Until his pause, he had lied; the subsequent "by me" turned it into the truth but made it nonsense. Dissected, this would suggest that he only needs to focus on things mentioned by him and the fact that the rest of the UK, indeed world, was talking about it need not attract his attention. He made the admission that he should have "corrected it" look an innocent oversight rather than dishonesty. And the flattery played on human nature, dissuading the Inquiry members from exposing his sophistry, assuming of course that they were sharp enough to spot it.

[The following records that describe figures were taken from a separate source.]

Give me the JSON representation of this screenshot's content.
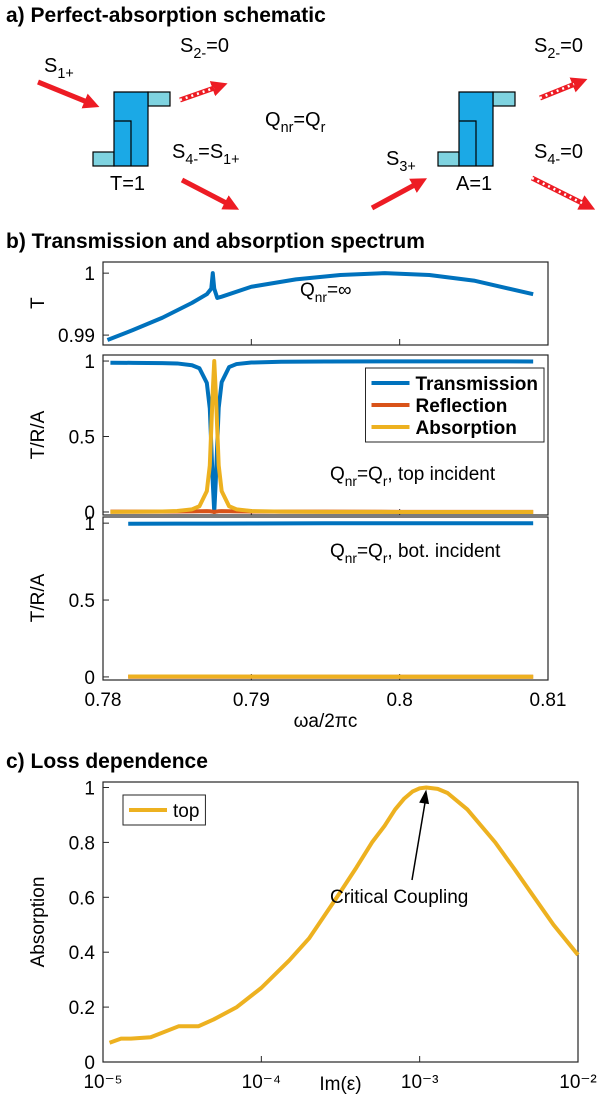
{
  "panel_a": {
    "title": "a) Perfect-absorption schematic",
    "labels": [
      [
        "S",
        "1+"
      ],
      [
        "S",
        "2-",
        "=0"
      ],
      [
        "S",
        "4-",
        "=S",
        "1+"
      ],
      [
        "T=1"
      ],
      [
        "Q",
        "nr",
        "=Q",
        "r"
      ],
      [
        "S",
        "3+"
      ],
      [
        "A=1"
      ],
      [
        "S",
        "2-",
        "=0"
      ],
      [
        "S",
        "4-",
        "=0"
      ]
    ]
  },
  "chart_data": [
    {
      "type": "line",
      "title": "b) Transmission and absorption spectrum",
      "ylabel": "T",
      "annotation": [
        "Q",
        "nr",
        "=∞"
      ],
      "xlim": [
        0.78,
        0.81
      ],
      "xticks": [
        0.78,
        0.79,
        0.8,
        0.81
      ],
      "ylim": [
        0.9884,
        1.0018
      ],
      "yticks": [
        0.99,
        1
      ],
      "x": [
        0.7803,
        0.782,
        0.784,
        0.786,
        0.787,
        0.7873,
        0.7874,
        0.7875,
        0.7877,
        0.788,
        0.79,
        0.793,
        0.796,
        0.799,
        0.802,
        0.805,
        0.809
      ],
      "series": [
        {
          "color": "#0072BD",
          "values": [
            0.9892,
            0.9908,
            0.9928,
            0.9952,
            0.9966,
            0.9975,
            1.0,
            0.9975,
            0.996,
            0.9962,
            0.9978,
            0.999,
            0.9997,
            1.0,
            0.9997,
            0.9988,
            0.9966
          ]
        }
      ]
    },
    {
      "type": "line",
      "ylabel": "T/R/A",
      "annotation": [
        "Q",
        "nr",
        "=Q",
        "r",
        ", top incident"
      ],
      "legend": "upper right",
      "xlim": [
        0.78,
        0.81
      ],
      "xticks": [
        0.78,
        0.79,
        0.8,
        0.81
      ],
      "ylim": [
        -0.02,
        1.04
      ],
      "yticks": [
        0,
        0.5,
        1
      ],
      "x": [
        0.7805,
        0.782,
        0.784,
        0.785,
        0.786,
        0.7865,
        0.787,
        0.7872,
        0.7874,
        0.7875,
        0.7876,
        0.7878,
        0.788,
        0.7885,
        0.789,
        0.79,
        0.792,
        0.795,
        0.8,
        0.805,
        0.809
      ],
      "series": [
        {
          "name": "Transmission",
          "color": "#0072BD",
          "values": [
            0.989,
            0.988,
            0.986,
            0.984,
            0.972,
            0.952,
            0.855,
            0.685,
            0.195,
            0,
            0.2,
            0.69,
            0.86,
            0.96,
            0.98,
            0.99,
            0.995,
            0.997,
            0.998,
            0.998,
            0.997
          ]
        },
        {
          "name": "Reflection",
          "color": "#D95319",
          "values": [
            0.002,
            0.002,
            0.002,
            0.003,
            0.004,
            0.005,
            0.006,
            0.005,
            0.002,
            0,
            0.002,
            0.005,
            0.006,
            0.005,
            0.004,
            0.003,
            0.002,
            0.002,
            0.001,
            0.001,
            0.001
          ]
        },
        {
          "name": "Absorption",
          "color": "#EDB120",
          "values": [
            0.0008,
            0.0013,
            0.0033,
            0.0064,
            0.0175,
            0.038,
            0.138,
            0.308,
            0.8,
            1,
            0.8,
            0.308,
            0.138,
            0.038,
            0.0175,
            0.0064,
            0.002,
            0.0007,
            0.0003,
            0.0001,
            0.0001
          ]
        }
      ]
    },
    {
      "type": "line",
      "xlabel": "ωa/2πc",
      "ylabel": "T/R/A",
      "annotation": [
        "Q",
        "nr",
        "=Q",
        "r",
        ", bot. incident"
      ],
      "xlim": [
        0.78,
        0.81
      ],
      "xticks": [
        0.78,
        0.79,
        0.8,
        0.81
      ],
      "ylim": [
        -0.02,
        1.04
      ],
      "yticks": [
        0,
        0.5,
        1
      ],
      "x": [
        0.7817,
        0.785,
        0.7875,
        0.79,
        0.795,
        0.8,
        0.805,
        0.809
      ],
      "series": [
        {
          "color": "#0072BD",
          "values": [
            0.996,
            0.997,
            0.997,
            0.998,
            0.999,
            0.999,
            0.999,
            0.999
          ]
        },
        {
          "color": "#D95319",
          "values": [
            0.001,
            0.001,
            0.001,
            0.001,
            0.001,
            0.001,
            0.001,
            0.001
          ]
        },
        {
          "color": "#EDB120",
          "values": [
            0.003,
            0.003,
            0.003,
            0.002,
            0.002,
            0.001,
            0.001,
            0.001
          ]
        }
      ]
    },
    {
      "type": "line",
      "title": "c) Loss dependence",
      "xlabel": "Im(ε)",
      "ylabel": "Absorption",
      "annotation": [
        "Critical Coupling"
      ],
      "xscale": "log",
      "legend": "upper left",
      "xlim": [
        1e-05,
        0.01
      ],
      "xticks": [
        {
          "value": 1e-05,
          "label": "10⁻⁵"
        },
        {
          "value": 0.0001,
          "label": "10⁻⁴"
        },
        {
          "value": 0.001,
          "label": "10⁻³"
        },
        {
          "value": 0.01,
          "label": "10⁻²"
        }
      ],
      "ylim": [
        0,
        1.02
      ],
      "yticks": [
        0,
        0.2,
        0.4,
        0.6,
        0.8,
        1
      ],
      "x": [
        1.1e-05,
        1.3e-05,
        1.5e-05,
        2e-05,
        3e-05,
        4e-05,
        5e-05,
        7e-05,
        0.0001,
        0.00015,
        0.0002,
        0.0003,
        0.0004,
        0.0005,
        0.0006,
        0.0007,
        0.0008,
        0.0009,
        0.001,
        0.0011,
        0.0013,
        0.0015,
        0.002,
        0.003,
        0.004,
        0.005,
        0.007,
        0.01
      ],
      "series": [
        {
          "name": "top",
          "color": "#EDB120",
          "values": [
            0.07,
            0.085,
            0.085,
            0.09,
            0.13,
            0.13,
            0.155,
            0.2,
            0.27,
            0.37,
            0.45,
            0.6,
            0.71,
            0.8,
            0.86,
            0.92,
            0.96,
            0.985,
            0.997,
            1.0,
            0.995,
            0.98,
            0.92,
            0.8,
            0.7,
            0.62,
            0.5,
            0.39
          ]
        }
      ]
    }
  ]
}
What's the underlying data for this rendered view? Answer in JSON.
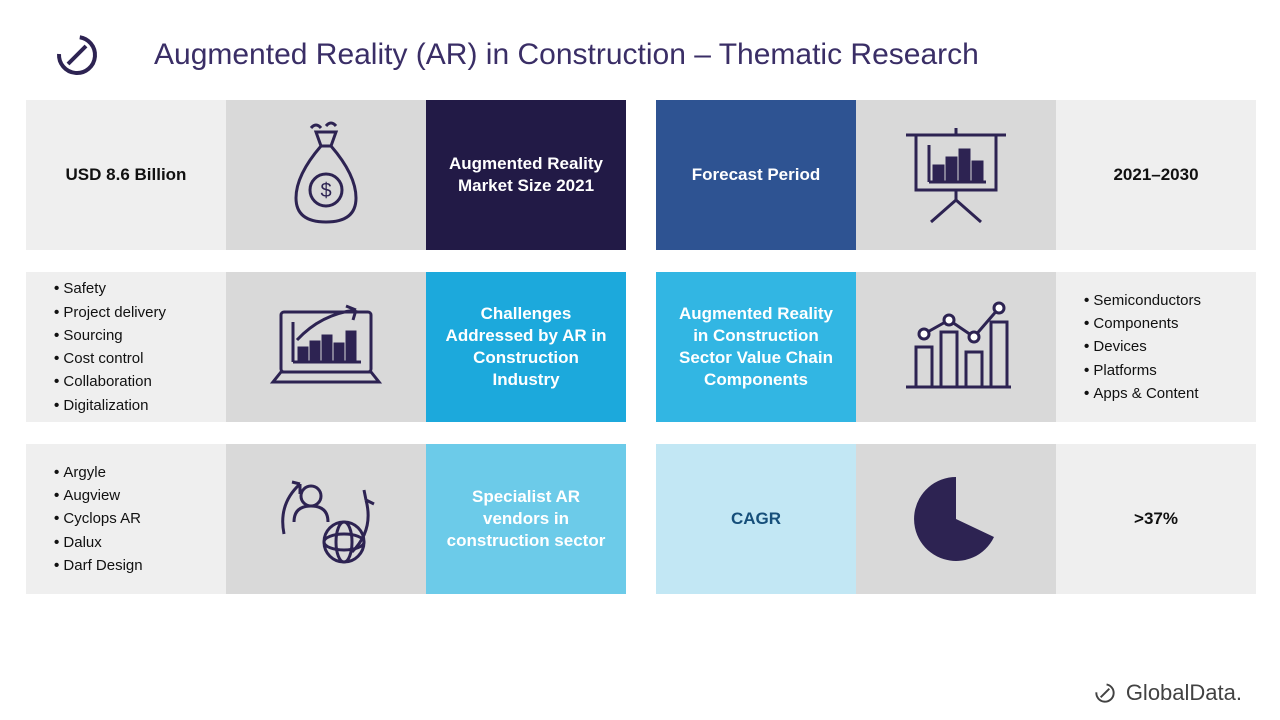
{
  "title": {
    "text": "Augmented Reality (AR) in Construction – Thematic Research",
    "color": "#3a2e66"
  },
  "footer": {
    "brand": "GlobalData."
  },
  "colors": {
    "iconStroke": "#2d2352",
    "lightgray": "#efefef",
    "midgray": "#d9d9d9"
  },
  "rows": [
    {
      "left": {
        "value": "USD 8.6 Billion",
        "label": "Augmented Reality Market Size 2021",
        "label_bg": "#221a46",
        "icon": "money-bag-icon"
      },
      "right": {
        "value": "2021–2030",
        "label": "Forecast Period",
        "label_bg": "#2e5392",
        "icon": "presentation-chart-icon"
      }
    },
    {
      "left": {
        "list": [
          "Safety",
          "Project delivery",
          "Sourcing",
          "Cost control",
          "Collaboration",
          "Digitalization"
        ],
        "label": "Challenges Addressed by AR in Construction Industry",
        "label_bg": "#1ca9dc",
        "icon": "laptop-growth-icon"
      },
      "right": {
        "list": [
          "Semiconductors",
          "Components",
          "Devices",
          "Platforms",
          "Apps & Content"
        ],
        "label": "Augmented Reality in Construction Sector Value Chain Components",
        "label_bg": "#32b6e3",
        "icon": "bar-line-chart-icon"
      }
    },
    {
      "left": {
        "list": [
          "Argyle",
          "Augview",
          "Cyclops AR",
          "Dalux",
          "Darf Design"
        ],
        "label": "Specialist AR vendors in construction sector",
        "label_bg": "#6ccbe9",
        "icon": "user-globe-cycle-icon"
      },
      "right": {
        "value": ">37%",
        "label": "CAGR",
        "label_bg": "#c2e7f4",
        "label_color": "#164f7a",
        "icon": "pie-slice-icon"
      }
    }
  ]
}
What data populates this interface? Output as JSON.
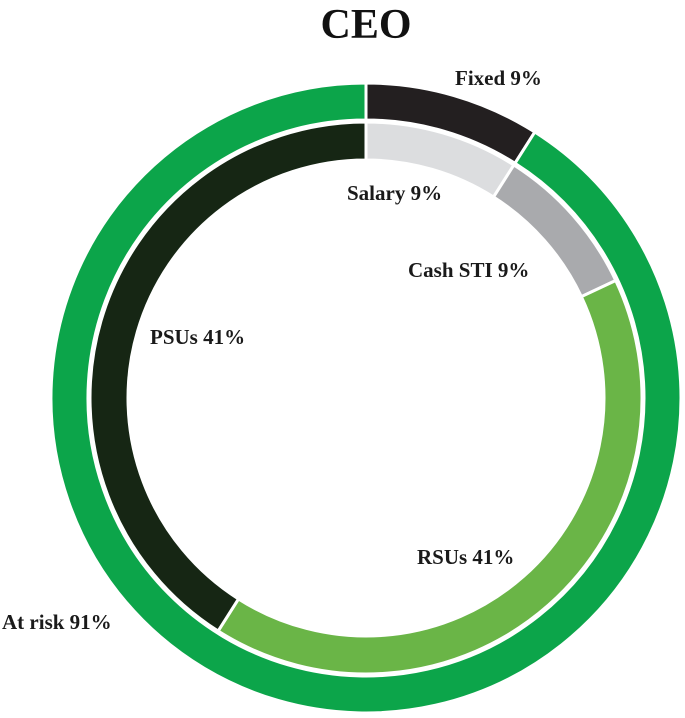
{
  "chart_data": {
    "type": "pie",
    "title": "CEO",
    "rings": [
      {
        "name": "outer",
        "slices": [
          {
            "label": "Fixed 9%",
            "value": 9,
            "color": "#231f20"
          },
          {
            "label": "At risk 91%",
            "value": 91,
            "color": "#0ca54a"
          }
        ]
      },
      {
        "name": "inner",
        "slices": [
          {
            "label": "Salary 9%",
            "value": 9,
            "color": "#dcdddf"
          },
          {
            "label": "Cash STI 9%",
            "value": 9,
            "color": "#a9aaad"
          },
          {
            "label": "RSUs 41%",
            "value": 41,
            "color": "#6ab547"
          },
          {
            "label": "PSUs 41%",
            "value": 41,
            "color": "#162614"
          }
        ]
      }
    ]
  }
}
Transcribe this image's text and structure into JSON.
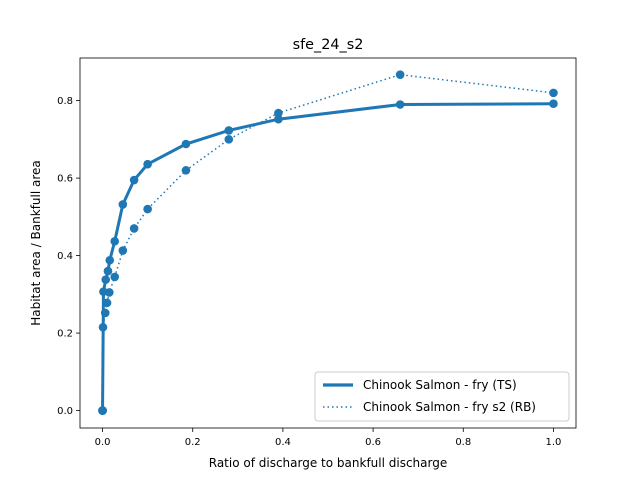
{
  "chart_data": {
    "type": "line",
    "title": "sfe_24_s2",
    "xlabel": "Ratio of discharge to bankfull discharge",
    "ylabel": "Habitat area / Bankfull area",
    "xlim": [
      -0.05,
      1.05
    ],
    "ylim": [
      -0.045,
      0.91
    ],
    "xticks": [
      0.0,
      0.2,
      0.4,
      0.6,
      0.8,
      1.0
    ],
    "xtick_labels": [
      "0.0",
      "0.2",
      "0.4",
      "0.6",
      "0.8",
      "1.0"
    ],
    "yticks": [
      0.0,
      0.2,
      0.4,
      0.6,
      0.8
    ],
    "ytick_labels": [
      "0.0",
      "0.2",
      "0.4",
      "0.6",
      "0.8"
    ],
    "grid": false,
    "legend_position": "lower-right",
    "series": [
      {
        "name": "Chinook Salmon - fry (TS)",
        "style": "solid",
        "color": "#1f77b4",
        "x": [
          0.0,
          0.0,
          0.002,
          0.007,
          0.012,
          0.016,
          0.027,
          0.045,
          0.07,
          0.1,
          0.185,
          0.28,
          0.39,
          0.66,
          1.0
        ],
        "y": [
          0.0,
          0.0,
          0.307,
          0.338,
          0.36,
          0.388,
          0.437,
          0.532,
          0.595,
          0.636,
          0.688,
          0.723,
          0.752,
          0.79,
          0.792
        ]
      },
      {
        "name": "Chinook Salmon - fry s2 (RB)",
        "style": "dotted",
        "color": "#1f77b4",
        "x": [
          0.0,
          0.0,
          0.001,
          0.006,
          0.01,
          0.015,
          0.027,
          0.045,
          0.07,
          0.1,
          0.185,
          0.28,
          0.39,
          0.66,
          1.0
        ],
        "y": [
          0.0,
          0.0,
          0.215,
          0.252,
          0.278,
          0.305,
          0.345,
          0.413,
          0.47,
          0.52,
          0.62,
          0.7,
          0.768,
          0.867,
          0.82
        ]
      }
    ]
  }
}
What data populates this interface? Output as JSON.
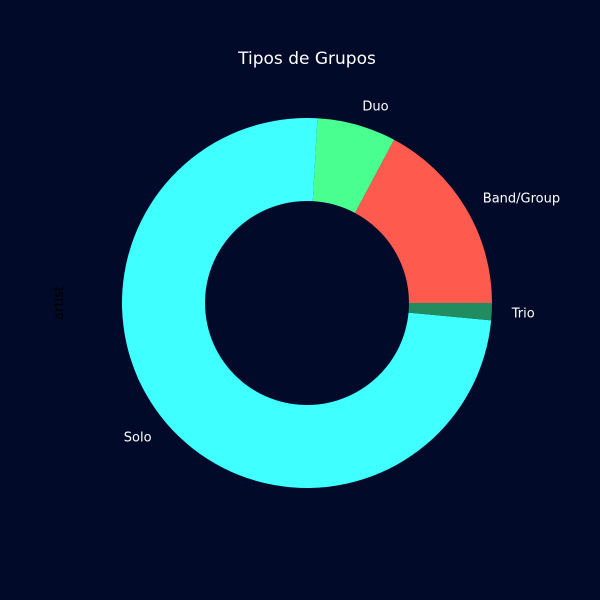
{
  "chart_data": {
    "type": "pie",
    "donut": true,
    "title": "Tipos de Grupos",
    "ylabel": "artist",
    "categories": [
      "Band/Group",
      "Duo",
      "Solo",
      "Trio"
    ],
    "values": [
      17.2,
      6.9,
      74.4,
      1.5
    ],
    "colors": [
      "#ff5a4e",
      "#48ff90",
      "#40ffff",
      "#208c60"
    ]
  },
  "background": "#020a2a"
}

Blair lies by omission and evasion not with blatant, crass porky pies. He is too intelligent and artful for that. His deceits have been exposed in the general but, unless I have missed it (and perhaps I have), the media does not dissect his amoral mendacity with surgical semantic precision. He is a very clever man indeed and he deserves to be the focused attention of Fleet Street’s finest.